This morning there was an earthquake with an epicenter in Takatsukishi, Osaka, which is about 32 kilometers (19 miles) from my home. This is the closest I have been to an epicenter in the almost 10 years of living in Kyoto.
I was in the studio, on the second floor. First I felt a slight tremor that grew, like a heavy truck getting closer. That vibration then felt like it grew into a rising wave from the west of me. As the vibration steadily and rapidly increased, that wave of sound vibration seemed to swell and rise, as if the ground itself was physically being pushed upward and outward toward where I sat. The studio began to tremble and that quickly morphed into an all out shaking back and forth, south to north. It felt like the building itself had become elastic and the floor I was seated on seemed to effortlessly slide side to side. My body of course followed this flow, and I was firmly shaken back and forth, but at the same time it all seemed so languid. My body did not tense. My mind did not panic. My emotions settled and quieted. The whole thing seemed to last about 20 seconds from beginning to end.

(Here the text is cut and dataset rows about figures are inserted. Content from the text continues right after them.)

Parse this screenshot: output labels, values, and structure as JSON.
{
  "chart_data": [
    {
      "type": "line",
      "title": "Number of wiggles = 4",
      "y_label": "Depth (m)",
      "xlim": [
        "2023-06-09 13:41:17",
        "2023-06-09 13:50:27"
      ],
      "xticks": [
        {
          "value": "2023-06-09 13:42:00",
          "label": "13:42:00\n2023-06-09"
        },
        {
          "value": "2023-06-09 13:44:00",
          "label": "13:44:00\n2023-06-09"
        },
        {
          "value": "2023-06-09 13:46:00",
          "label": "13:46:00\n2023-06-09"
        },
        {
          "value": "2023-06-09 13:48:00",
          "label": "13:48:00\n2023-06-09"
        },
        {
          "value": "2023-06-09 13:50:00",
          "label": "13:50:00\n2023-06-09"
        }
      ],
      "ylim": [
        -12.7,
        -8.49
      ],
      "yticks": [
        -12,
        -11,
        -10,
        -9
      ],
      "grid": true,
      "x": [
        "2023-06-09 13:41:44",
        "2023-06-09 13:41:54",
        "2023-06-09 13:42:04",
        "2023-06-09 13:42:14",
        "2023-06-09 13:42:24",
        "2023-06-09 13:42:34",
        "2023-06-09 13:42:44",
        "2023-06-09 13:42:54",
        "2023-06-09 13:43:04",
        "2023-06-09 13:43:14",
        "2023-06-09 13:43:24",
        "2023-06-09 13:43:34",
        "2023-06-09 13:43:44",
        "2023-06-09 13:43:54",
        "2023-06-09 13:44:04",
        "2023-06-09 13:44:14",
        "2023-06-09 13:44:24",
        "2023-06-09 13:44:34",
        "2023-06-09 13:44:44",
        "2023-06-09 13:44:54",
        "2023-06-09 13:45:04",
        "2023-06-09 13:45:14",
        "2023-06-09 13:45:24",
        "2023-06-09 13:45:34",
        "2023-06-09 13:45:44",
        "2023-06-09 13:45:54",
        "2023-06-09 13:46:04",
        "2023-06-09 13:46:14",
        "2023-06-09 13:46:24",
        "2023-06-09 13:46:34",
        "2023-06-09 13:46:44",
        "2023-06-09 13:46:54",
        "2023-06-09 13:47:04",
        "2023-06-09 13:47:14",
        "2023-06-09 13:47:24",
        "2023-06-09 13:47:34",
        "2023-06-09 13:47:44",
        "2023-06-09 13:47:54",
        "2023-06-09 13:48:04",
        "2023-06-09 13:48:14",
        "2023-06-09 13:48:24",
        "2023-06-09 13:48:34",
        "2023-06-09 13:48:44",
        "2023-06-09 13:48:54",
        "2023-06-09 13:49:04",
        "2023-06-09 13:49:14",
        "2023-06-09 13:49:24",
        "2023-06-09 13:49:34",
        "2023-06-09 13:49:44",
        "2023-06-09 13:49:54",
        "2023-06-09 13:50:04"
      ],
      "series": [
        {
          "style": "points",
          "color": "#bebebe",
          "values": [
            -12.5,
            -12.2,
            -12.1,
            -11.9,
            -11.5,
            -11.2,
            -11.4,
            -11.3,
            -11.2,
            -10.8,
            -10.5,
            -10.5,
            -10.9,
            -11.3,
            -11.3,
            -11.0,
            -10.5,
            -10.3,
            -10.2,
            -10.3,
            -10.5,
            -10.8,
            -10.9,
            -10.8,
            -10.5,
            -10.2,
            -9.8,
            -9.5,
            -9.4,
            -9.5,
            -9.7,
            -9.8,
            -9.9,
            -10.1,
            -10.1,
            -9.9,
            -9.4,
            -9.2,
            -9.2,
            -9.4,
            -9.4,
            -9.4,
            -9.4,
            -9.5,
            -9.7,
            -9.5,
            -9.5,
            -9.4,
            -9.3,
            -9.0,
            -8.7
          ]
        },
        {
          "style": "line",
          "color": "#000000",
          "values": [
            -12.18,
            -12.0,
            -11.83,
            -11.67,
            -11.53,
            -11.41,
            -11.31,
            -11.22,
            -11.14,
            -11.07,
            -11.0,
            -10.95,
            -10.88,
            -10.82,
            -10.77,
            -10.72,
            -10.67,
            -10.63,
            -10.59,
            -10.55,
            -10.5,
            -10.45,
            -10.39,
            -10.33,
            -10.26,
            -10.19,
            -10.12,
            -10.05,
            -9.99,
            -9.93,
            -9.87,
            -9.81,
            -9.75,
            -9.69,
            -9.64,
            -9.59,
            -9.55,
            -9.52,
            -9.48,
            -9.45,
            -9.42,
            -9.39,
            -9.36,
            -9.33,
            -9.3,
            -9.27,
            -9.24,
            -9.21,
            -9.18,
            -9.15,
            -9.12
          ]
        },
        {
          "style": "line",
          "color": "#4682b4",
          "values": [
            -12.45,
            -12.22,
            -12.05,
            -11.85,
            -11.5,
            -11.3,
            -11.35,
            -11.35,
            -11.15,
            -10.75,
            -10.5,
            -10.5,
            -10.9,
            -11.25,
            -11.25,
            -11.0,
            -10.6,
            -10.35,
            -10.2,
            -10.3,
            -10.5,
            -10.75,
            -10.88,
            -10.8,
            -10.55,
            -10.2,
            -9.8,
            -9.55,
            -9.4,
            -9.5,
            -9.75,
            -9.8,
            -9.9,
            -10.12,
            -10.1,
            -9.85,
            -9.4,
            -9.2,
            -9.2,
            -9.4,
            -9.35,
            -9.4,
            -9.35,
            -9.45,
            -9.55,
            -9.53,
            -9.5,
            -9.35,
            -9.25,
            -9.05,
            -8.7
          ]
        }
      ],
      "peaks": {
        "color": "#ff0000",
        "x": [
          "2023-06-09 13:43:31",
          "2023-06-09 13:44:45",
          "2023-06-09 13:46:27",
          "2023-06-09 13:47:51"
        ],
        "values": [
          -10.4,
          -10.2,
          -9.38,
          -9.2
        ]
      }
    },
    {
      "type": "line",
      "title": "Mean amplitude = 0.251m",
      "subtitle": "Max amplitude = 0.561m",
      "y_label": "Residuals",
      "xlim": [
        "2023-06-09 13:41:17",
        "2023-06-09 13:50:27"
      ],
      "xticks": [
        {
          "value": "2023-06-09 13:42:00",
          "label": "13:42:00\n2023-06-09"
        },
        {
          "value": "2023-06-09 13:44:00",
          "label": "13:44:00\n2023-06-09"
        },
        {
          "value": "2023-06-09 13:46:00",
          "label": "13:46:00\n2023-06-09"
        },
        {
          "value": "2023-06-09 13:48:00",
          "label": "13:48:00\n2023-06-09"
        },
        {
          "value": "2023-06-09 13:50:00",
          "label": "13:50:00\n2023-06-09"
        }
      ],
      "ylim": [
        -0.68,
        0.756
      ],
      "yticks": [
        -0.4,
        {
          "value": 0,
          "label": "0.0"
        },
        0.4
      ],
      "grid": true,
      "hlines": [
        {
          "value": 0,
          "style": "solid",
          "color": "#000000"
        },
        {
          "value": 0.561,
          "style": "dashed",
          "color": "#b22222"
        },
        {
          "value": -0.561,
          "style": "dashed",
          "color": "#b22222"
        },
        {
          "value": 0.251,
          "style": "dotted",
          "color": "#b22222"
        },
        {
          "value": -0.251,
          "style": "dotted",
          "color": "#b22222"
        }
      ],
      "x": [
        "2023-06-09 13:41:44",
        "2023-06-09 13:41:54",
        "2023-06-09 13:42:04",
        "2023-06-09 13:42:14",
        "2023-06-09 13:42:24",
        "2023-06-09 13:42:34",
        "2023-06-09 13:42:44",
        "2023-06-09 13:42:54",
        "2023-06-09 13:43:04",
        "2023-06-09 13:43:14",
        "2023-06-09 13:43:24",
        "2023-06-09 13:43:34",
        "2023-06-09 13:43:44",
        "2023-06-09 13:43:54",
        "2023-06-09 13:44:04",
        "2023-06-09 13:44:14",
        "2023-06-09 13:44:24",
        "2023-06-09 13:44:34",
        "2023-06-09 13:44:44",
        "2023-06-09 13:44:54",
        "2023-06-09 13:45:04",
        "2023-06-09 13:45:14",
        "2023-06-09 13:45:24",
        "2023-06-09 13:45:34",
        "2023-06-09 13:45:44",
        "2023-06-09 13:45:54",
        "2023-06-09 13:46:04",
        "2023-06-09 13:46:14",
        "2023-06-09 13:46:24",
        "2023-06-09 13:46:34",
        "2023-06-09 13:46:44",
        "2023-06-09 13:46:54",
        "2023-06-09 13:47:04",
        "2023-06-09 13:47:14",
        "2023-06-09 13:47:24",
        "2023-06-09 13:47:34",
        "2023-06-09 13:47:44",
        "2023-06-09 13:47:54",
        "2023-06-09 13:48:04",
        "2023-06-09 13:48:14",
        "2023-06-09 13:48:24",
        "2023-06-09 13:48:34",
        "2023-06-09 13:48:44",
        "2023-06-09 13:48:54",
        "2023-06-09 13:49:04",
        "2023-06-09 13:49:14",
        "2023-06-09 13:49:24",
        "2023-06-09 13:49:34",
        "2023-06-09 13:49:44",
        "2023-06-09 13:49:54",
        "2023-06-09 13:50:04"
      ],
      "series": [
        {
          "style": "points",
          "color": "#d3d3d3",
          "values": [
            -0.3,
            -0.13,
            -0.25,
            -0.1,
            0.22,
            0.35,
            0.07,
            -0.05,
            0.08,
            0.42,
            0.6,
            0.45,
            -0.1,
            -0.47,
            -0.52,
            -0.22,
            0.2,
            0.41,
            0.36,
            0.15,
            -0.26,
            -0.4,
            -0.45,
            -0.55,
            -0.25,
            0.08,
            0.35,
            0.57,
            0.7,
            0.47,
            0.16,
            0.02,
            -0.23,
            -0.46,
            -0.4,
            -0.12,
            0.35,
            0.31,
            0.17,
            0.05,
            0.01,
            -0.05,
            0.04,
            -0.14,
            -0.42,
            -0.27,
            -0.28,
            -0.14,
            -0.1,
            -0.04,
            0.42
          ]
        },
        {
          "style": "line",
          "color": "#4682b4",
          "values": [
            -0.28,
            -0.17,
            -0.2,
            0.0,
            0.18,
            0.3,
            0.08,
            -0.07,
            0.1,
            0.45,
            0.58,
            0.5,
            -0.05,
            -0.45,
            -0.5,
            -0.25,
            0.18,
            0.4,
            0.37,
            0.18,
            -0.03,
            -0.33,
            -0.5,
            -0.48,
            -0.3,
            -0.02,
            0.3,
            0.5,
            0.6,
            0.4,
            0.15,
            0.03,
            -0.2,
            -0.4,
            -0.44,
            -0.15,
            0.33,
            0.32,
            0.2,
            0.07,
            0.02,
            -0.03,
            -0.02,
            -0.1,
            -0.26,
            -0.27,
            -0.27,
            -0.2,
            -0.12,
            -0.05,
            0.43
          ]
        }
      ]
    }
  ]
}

After it stopped, I immediately went to the house to check on my wife and son, who were both fine.
Our studio has zero damage. Not even one of the many vases that decorate the interior fell. However, at our home a beautiful full length mirror made by my wife’s grandmother took a dive off its perch and shattered. And, since our home is a machiya, dust and dirt from the walls and ceiling rained down in several sections of the house, most notably in the kitchen and my second floor puja room. My altar was quite shaken as you can see in the photo. The large Shivanataraja even moved a bit, as if the Lord of the Cosmic Dance decided it was time to initiate a few steps of a mild Dance of Destruction to mirror the spontaneous movement of nature that had occurred. The smaller Nataraja, also in the photo, wound up face down.
As I looked at the two statues, I was reminded of a beautiful version of the myth of Shivanataraja. In this version, when the Lord of the Cosmic Dance faces the final dark force of the demon dwarf called Apasmara-Purusha – the figure beneath Shivanataraja’s right foot – he both defeats the demon and loses to him. When he loses the story indicates that Lord Shiva as the Cosmic Dancer falls into a deep slumber, and forgets he is Shiva because Apasmara is the demon of Forgetfulness. In Shiva’s sleep, he has a beautiful succession of dreams, which culminate in a dream of him existing as a human being. And during this dream, in his sleep the lips of the Lord of The Cosmos gently curl into a small smile.
Being human means getting shaken up. Sometimes a bit. Sometimes much more. When we are shaken, how do we respond? Can we stand and flow with the dance? And when we fall, can we still maintain some kind of invitation to ourselves to see the loveliness of the disaster? And can we rise again to begin the dance anew?
Yes, the earthquake was not bad at all. The clean up was quite easy. But what if it had been not so subdued? What if it had been a fiercer form of nature’s dance? Each day is a day to ready myself to face my own mortality head on. Not with overblown fanfare and bluster, but with a quiet smile and invitation to myself to maintain some sense of calm because each of us, like Shiva, are creators in the magnificent Dance of Life. We each have a myth to unfold, and it can have many outcomes. May we flow with graceful intention when we can, and settle with graceful surrender when we find that the wave of life has come to our door unexpected and with an intention of its own that may or may not coincide with ours.
To the spontaneous movement of nature, I welcome with open arms and bow with great respect and gratitude for what it can teach me each day.